High dietary salt intake may lead to vascular stiffness, which predicts cardiovascular diseases such as heart failure, and myocardial and cerebral infarctions as well as renal impairment. The vascular endothelium is a primary target for deleterious salt effects leading to dysfunction and endothelial stiffness. We hypothesize that the Ca2+- and bicarbonate-activated soluble adenylyl cyclase (sAC) contributes to Na+/K+-ATPase expression regulation in vascular endothelial cells and is an important regulator of endothelial stiffness. In vitro stimulation of vascular endothelial cells with high sodium (150 mM Na+)-induced Na+/K+-ATPase-α and Na+/K+-ATPase-β protein expression determined by western blot. Promoter analyses revealed increased cAMP response element (CRE)-mediated Na+/K+-ATPase-α transcriptional activity under high sodium concentrations. Inhibition of sAC by the specific inhibitor KH7 or siRNA reduced the sodium effects. Flame photometry revealed increased intracellular sodium concentrations in response to high sodium stimulations, which were paralleled by elevated ATP levels. Using atomic force microscopy, a nano-technique that measures cellular stiffness and deformability, we detected significant endothelial stiffening under increased sodium concentrations, which was prevented by inhibition of sAC using KH7 and Na+/K+-ATPase using ouabain. Furthermore, analysis of primary aortic endothelial cells in an in vitro aging model revealed an impaired Na+/K+-ATPase-α sodium response and elevated intracellular sodium levels with cellular aging. We conclude that sAC mediates sodium-induced Na+/K+-ATPase expression in vascular endothelium and is an important regulator of endothelial stiffness. The reactivity of Na+/K+-ATPase-α expression regulation in response to high sodium seems to be impaired in aging endothelial cells and might be a component of endothelial dysfunction.

中文翻译：

---

盐诱导的Na + / K +-ATPase-α/β表达涉及内皮细胞中的可溶性腺苷酸环化酶。
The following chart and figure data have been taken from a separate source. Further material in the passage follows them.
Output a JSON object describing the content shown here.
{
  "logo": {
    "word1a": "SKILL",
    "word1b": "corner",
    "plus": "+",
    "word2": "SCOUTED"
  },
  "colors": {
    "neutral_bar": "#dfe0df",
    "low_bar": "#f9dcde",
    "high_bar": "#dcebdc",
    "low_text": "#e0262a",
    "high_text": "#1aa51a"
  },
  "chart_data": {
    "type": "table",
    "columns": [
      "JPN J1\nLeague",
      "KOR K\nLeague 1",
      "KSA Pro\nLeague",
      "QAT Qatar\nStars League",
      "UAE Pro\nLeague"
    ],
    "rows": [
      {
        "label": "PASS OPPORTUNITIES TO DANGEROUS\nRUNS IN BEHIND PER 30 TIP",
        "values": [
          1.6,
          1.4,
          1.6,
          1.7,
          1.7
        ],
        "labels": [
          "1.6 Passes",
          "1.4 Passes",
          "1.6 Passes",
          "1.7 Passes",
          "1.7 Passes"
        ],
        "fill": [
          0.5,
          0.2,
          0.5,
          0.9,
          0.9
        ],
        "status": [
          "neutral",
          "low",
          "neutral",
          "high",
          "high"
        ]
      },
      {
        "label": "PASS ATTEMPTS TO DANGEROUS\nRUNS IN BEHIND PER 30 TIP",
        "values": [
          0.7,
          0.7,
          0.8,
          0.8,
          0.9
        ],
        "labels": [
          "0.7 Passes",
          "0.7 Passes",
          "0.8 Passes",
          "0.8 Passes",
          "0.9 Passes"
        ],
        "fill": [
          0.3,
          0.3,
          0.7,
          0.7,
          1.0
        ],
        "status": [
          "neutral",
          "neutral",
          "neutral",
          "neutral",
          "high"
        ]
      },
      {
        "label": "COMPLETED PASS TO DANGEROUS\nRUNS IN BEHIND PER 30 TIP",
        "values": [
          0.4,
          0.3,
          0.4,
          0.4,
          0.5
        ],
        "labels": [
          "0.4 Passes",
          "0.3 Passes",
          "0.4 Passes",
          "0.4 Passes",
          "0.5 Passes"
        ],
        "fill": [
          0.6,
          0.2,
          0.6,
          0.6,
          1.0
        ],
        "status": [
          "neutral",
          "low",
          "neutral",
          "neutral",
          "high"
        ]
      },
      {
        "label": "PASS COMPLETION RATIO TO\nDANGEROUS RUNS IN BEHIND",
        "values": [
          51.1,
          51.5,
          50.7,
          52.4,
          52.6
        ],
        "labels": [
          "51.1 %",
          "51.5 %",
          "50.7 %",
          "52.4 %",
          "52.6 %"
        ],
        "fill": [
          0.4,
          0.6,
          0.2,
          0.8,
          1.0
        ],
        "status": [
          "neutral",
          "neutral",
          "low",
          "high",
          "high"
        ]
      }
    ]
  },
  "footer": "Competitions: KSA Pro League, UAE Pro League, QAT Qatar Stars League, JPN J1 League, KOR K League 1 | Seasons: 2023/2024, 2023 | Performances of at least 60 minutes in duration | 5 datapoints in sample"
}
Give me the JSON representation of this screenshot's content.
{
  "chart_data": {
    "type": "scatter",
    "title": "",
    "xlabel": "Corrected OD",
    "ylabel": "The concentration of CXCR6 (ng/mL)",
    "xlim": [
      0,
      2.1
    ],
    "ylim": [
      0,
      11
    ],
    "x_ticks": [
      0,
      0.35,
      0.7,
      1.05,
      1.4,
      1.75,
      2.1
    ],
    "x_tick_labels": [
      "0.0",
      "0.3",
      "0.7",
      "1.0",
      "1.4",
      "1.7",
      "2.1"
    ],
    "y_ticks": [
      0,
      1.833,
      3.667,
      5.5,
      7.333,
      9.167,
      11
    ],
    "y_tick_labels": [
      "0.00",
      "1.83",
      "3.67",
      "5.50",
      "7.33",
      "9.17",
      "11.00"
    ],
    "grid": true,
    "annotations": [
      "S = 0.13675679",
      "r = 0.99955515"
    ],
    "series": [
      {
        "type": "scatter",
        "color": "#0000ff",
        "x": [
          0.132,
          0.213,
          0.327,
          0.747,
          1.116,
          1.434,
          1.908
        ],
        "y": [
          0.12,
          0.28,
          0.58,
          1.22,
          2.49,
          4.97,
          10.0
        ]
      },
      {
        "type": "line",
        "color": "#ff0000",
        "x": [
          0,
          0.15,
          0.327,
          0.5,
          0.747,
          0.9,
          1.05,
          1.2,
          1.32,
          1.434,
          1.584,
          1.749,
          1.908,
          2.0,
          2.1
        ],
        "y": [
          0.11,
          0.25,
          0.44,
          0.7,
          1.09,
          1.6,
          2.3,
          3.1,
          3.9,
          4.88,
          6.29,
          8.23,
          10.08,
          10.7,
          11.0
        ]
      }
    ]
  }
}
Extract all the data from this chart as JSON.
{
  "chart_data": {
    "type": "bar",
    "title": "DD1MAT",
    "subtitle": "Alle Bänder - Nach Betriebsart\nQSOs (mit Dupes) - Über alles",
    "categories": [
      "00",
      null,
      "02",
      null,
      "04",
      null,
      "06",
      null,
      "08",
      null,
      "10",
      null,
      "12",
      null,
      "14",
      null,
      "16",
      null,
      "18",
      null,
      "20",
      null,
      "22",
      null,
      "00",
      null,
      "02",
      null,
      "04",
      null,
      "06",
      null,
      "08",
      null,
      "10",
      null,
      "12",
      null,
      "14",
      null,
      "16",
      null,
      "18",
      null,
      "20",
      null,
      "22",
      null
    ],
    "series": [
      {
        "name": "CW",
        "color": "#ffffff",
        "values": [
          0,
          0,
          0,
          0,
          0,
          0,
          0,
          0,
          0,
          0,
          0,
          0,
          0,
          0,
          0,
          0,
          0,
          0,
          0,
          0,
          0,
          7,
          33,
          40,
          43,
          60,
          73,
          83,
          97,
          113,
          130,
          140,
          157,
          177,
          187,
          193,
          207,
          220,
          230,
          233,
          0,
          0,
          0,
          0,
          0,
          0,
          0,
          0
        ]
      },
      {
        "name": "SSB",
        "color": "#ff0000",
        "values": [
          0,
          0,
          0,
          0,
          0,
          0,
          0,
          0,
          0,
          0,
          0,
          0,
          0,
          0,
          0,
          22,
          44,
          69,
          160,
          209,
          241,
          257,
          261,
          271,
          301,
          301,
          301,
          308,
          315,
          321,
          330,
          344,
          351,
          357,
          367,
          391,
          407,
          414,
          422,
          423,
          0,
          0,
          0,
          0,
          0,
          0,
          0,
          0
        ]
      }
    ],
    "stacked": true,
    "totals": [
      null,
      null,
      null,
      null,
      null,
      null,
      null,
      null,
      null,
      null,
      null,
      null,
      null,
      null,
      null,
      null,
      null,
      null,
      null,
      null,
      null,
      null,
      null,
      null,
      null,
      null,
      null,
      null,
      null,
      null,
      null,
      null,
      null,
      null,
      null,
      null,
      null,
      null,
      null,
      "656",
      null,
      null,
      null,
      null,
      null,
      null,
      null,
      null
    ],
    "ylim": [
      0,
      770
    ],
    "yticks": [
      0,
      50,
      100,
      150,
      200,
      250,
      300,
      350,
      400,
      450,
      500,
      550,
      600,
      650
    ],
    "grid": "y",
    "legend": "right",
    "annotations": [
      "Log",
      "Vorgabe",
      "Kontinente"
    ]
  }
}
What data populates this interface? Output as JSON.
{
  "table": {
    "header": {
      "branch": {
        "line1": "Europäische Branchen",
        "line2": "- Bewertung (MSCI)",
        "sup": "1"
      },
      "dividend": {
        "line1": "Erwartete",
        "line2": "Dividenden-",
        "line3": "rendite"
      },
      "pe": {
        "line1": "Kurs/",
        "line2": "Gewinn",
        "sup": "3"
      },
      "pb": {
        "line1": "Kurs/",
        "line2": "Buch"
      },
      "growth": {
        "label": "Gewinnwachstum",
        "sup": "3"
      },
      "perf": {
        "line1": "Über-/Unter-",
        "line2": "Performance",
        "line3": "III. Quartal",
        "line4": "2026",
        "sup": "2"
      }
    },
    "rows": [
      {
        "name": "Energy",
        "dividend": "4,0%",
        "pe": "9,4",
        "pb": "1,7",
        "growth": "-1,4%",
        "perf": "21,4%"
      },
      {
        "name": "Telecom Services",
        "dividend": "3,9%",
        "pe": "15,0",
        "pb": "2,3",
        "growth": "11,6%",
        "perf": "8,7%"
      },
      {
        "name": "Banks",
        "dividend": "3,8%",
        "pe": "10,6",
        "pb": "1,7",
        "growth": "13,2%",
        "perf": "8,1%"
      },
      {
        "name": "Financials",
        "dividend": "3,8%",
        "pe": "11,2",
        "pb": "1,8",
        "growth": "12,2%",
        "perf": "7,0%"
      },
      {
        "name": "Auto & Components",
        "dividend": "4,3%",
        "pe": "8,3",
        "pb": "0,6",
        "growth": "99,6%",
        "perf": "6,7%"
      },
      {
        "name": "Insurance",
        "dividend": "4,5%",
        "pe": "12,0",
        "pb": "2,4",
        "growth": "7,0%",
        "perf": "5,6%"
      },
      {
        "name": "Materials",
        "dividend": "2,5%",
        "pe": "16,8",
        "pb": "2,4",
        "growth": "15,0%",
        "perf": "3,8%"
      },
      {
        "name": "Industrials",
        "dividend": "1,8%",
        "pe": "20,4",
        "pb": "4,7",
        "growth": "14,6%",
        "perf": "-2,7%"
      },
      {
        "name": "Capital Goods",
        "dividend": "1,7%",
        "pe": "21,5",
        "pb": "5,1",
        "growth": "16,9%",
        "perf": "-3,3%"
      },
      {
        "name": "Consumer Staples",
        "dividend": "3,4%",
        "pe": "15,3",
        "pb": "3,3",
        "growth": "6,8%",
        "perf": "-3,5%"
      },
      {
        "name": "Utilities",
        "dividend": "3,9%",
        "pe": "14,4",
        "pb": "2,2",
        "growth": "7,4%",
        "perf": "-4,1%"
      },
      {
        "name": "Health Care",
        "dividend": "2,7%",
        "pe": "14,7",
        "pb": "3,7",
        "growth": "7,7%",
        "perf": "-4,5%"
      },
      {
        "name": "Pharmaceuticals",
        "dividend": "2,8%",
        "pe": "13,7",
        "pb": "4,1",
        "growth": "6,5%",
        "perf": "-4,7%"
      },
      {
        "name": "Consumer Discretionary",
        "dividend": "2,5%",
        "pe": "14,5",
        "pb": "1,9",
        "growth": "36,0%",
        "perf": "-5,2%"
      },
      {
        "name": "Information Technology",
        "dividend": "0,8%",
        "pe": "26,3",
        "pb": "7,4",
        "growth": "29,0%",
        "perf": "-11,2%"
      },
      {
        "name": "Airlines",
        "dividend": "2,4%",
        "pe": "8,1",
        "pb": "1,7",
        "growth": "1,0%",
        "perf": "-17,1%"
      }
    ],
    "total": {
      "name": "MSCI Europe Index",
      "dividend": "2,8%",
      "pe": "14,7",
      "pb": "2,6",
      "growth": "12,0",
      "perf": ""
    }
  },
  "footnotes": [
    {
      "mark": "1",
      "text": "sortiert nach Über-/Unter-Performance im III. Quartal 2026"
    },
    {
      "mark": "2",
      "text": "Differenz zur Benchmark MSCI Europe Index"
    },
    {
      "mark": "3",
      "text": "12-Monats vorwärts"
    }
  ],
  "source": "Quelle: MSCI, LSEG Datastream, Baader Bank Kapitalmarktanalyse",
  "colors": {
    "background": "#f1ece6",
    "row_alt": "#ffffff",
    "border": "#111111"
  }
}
高盐饮食可能导致血管僵硬，从而预测心血管疾病，例如心力衰竭，心肌和脑梗塞以及肾功能不全。血管内皮是导致功能障碍和内皮僵硬的有害盐效应的主要靶标。我们假设，Ca2 +和碳酸氢盐激活的可溶性腺苷酸环化酶（sAC）有助于血管内皮细胞中Na + / K + -ATPase表达的调节，并且是内皮硬度的重要调节剂。Western blot测定高钠（150 mM Na +）诱导的Na + / K +-ATPase-α和Na + / K +-ATPase-β蛋白表达对血管内皮细胞的体外刺激。启动子分析显示，在高钠浓度下，cAMP反应元件（CRE）介导的Na + / K +-ATPase-α转录活性增加。特异性抑制剂KH7或siRNA对sAC的抑制作用会降低钠的作用。火焰光度法显示，在高钠刺激下，细胞内钠浓度增加，这与ATP水平升高平行。使用原子力显微镜，一种测量细胞硬度和可变形性的纳米技术，我们在钠浓度增加的情况下检测到明显的内皮硬化，这可以通过使用KH7抑制sAC以及使用哇巴因抑制Na + / K + -ATPase来防止。此外，在体外衰老模型中对主动脉内皮细胞的分析显示，随着细胞衰老，Na + / K +-ATPase-α钠反应受损，细胞内钠水平升高。我们得出的结论是，sAC介导钠诱导的Na + / K + -ATPase在血管内皮中的表达，并且是内皮硬度的重要调节剂。Na + / K +-ATPase-α表达调节对高钠的反应性似乎在衰老的内皮细胞中受损，并且可能是内皮功能障碍的一部分。